Traditional factories and workplaces in Greece are dying. They either scale up their production, replace outdated machinery and modernise their production lines, or they just perish and close their doors. Just very few workplaces still cherish their old machinery, keep on producing like they did for decades. Mostly because their owners can’t afford renewing and replacing, sometimes because they just love their old-fashioned production line.
One of the oldest manufacturing venture in the country, Mentis, started in 1867. The factory opened in Nafplio in the Peloponnese, to dress King Otto and his entourage. When Athens became capital of Greece, Mentis followed the Bavarian king to Athens. He later expanded, investing in a silk factory for the production of Greek silk. For decades, Mentis produced passementerie.
Passementerie is the art of making tassels, pompons, fringes, cords, galloons and rosettes of yarn, embroidery, silk or beads. With his passementerie, Mentis decorated the houses of the wealthy Greeks, made traditional costumes and military uniforms, and worked for theater productions. The Mentis family and their people did this for more than hundred years.
When the business was finally forced to close in 2011, the Benaki Museum accepted the generous offer of the Mentis family (Spyros, Marina, and Othon Mentis) to create a living workshop and museum.
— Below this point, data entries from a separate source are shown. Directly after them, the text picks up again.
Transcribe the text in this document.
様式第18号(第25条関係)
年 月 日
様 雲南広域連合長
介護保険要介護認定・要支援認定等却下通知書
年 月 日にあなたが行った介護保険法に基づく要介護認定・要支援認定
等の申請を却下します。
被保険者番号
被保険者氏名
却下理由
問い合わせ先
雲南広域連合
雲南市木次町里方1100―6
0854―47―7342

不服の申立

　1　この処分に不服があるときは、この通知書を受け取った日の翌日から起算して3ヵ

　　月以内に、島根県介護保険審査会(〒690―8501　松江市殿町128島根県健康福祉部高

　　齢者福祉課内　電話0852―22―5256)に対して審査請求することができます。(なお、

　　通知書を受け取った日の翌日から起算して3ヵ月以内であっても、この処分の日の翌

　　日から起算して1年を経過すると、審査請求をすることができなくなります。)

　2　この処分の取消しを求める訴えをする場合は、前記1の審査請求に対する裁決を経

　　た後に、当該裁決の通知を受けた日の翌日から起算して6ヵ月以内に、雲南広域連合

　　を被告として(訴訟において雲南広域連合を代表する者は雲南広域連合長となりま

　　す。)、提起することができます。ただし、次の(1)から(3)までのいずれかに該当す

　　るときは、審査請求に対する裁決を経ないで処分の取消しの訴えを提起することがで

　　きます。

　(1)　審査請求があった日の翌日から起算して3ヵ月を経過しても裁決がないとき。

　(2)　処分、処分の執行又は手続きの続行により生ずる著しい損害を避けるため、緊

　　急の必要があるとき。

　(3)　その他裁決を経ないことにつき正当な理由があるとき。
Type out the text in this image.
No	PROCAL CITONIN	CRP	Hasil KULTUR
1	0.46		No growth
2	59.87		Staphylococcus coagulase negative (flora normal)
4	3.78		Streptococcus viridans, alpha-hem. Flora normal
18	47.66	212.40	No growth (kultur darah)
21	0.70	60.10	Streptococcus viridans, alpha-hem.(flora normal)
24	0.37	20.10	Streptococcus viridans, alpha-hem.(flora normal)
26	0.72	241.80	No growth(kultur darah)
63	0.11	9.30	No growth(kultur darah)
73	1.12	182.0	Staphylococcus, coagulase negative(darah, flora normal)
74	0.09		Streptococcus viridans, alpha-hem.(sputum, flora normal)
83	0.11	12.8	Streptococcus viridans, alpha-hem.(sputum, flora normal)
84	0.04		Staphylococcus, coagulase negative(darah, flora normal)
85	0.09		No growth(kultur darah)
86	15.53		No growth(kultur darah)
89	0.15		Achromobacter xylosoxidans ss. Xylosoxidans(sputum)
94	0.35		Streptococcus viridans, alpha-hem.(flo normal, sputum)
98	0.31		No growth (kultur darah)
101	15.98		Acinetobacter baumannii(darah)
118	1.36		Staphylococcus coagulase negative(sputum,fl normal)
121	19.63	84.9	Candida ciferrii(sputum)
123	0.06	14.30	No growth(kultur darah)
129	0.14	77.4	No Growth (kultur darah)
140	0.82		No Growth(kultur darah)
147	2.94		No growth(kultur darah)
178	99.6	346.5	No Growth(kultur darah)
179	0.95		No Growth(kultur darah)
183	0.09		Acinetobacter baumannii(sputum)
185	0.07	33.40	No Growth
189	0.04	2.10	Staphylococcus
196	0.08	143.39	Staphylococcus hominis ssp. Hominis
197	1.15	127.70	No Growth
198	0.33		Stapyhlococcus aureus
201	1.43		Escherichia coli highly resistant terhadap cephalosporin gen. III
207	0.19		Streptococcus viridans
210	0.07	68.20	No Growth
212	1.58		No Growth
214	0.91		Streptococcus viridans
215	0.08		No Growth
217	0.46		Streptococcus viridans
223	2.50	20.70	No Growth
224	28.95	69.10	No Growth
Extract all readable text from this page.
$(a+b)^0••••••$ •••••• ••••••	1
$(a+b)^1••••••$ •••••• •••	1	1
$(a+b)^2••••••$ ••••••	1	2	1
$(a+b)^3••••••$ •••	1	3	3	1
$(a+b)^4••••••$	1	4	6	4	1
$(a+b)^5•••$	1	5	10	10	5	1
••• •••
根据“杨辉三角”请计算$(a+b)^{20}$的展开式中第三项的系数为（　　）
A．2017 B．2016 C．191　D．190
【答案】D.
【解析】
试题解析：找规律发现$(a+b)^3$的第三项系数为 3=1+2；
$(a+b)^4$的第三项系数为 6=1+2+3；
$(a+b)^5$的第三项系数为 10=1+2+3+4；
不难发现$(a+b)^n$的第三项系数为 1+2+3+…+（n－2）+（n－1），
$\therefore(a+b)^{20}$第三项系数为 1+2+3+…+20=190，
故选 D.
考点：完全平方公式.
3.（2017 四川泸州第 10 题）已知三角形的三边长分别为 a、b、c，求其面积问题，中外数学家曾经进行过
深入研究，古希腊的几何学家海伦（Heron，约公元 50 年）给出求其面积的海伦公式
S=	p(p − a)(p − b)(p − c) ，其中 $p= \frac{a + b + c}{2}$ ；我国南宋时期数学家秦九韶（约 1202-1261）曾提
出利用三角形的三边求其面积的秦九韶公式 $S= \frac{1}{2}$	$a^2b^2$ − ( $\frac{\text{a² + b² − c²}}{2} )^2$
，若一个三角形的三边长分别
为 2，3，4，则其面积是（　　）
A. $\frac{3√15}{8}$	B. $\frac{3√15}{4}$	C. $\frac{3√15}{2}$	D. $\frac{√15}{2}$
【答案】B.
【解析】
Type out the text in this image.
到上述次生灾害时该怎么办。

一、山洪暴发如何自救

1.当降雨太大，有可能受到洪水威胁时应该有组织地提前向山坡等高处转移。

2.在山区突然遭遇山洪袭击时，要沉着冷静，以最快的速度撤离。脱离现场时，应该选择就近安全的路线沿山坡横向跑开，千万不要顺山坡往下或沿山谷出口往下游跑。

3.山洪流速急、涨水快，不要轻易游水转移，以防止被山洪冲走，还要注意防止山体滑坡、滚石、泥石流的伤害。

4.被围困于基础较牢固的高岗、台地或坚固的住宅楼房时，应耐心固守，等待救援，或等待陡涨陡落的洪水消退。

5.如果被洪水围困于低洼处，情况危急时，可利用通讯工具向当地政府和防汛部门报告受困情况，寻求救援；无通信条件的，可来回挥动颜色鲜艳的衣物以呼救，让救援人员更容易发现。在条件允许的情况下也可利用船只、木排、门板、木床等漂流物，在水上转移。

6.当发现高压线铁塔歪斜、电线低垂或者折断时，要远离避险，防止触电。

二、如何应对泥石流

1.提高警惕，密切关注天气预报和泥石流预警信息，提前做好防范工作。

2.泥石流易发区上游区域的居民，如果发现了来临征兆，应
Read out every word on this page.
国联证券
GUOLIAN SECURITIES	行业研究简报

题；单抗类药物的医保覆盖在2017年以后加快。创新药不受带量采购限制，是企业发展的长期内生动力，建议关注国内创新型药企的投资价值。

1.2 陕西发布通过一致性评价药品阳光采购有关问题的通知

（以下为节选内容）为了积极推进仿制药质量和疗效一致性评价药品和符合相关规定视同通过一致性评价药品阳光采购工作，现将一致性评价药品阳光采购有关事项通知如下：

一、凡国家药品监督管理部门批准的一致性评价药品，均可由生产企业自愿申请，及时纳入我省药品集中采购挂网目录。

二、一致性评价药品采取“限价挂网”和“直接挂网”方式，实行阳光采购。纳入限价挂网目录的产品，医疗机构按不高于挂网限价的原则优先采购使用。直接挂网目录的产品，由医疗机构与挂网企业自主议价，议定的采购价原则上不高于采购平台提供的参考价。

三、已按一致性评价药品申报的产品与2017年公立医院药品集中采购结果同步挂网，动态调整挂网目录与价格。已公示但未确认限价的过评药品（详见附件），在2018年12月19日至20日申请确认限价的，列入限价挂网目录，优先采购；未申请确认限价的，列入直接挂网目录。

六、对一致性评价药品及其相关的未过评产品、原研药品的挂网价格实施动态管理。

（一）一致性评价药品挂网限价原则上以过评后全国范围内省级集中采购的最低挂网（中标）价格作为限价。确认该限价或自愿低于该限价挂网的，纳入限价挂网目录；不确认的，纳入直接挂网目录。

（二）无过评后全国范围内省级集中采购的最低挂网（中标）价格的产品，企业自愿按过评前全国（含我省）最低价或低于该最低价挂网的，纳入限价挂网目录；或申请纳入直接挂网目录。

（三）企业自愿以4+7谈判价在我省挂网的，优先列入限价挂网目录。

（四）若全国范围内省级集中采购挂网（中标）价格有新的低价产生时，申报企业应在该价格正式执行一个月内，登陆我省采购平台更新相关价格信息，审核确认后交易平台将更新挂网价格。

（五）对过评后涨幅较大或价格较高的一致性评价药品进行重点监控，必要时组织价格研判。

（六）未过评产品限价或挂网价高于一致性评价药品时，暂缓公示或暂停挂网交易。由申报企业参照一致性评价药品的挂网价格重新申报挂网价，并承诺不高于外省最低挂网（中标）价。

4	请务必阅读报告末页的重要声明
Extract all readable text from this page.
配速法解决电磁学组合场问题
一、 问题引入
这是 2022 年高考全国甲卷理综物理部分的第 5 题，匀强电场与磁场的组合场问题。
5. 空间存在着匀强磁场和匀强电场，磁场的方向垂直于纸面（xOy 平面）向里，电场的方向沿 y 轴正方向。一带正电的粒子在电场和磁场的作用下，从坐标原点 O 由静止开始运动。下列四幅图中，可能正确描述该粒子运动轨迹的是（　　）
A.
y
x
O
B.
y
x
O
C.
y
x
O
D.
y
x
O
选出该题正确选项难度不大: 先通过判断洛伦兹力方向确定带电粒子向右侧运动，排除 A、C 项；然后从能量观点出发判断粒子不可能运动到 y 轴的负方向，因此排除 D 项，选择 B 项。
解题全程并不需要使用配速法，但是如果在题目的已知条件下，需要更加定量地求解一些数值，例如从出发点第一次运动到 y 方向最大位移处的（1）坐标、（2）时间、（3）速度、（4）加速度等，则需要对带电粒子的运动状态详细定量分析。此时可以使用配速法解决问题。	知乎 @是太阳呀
During my recent visit, I was expecting a museum, a workplace where everything has been preserved since the last production in 2011. But to my surprise I stumbled into a small group of women who were working on producing decorative balls for Christmas trees. They were working in a colorful factory hall with hugh ceilings, consisting of hundreds of spools of thread, yarn and tape. In another corner, two men were reparing one of the beautiful old machines.
The workplace ís a museum, but it’s also a passementerie manufacture which still produces ribbons, braids, tassels and curtain ties, using age-old methods.
The Benaki Museum-Mentis– Antonopoulos (‘NEMA’) Passementerie is housed in the old factory, located at Polyphemou 6, in the neighboorhood Kato Petralona, Athens. The workplace also serves as a shop, where you buy the colorful products.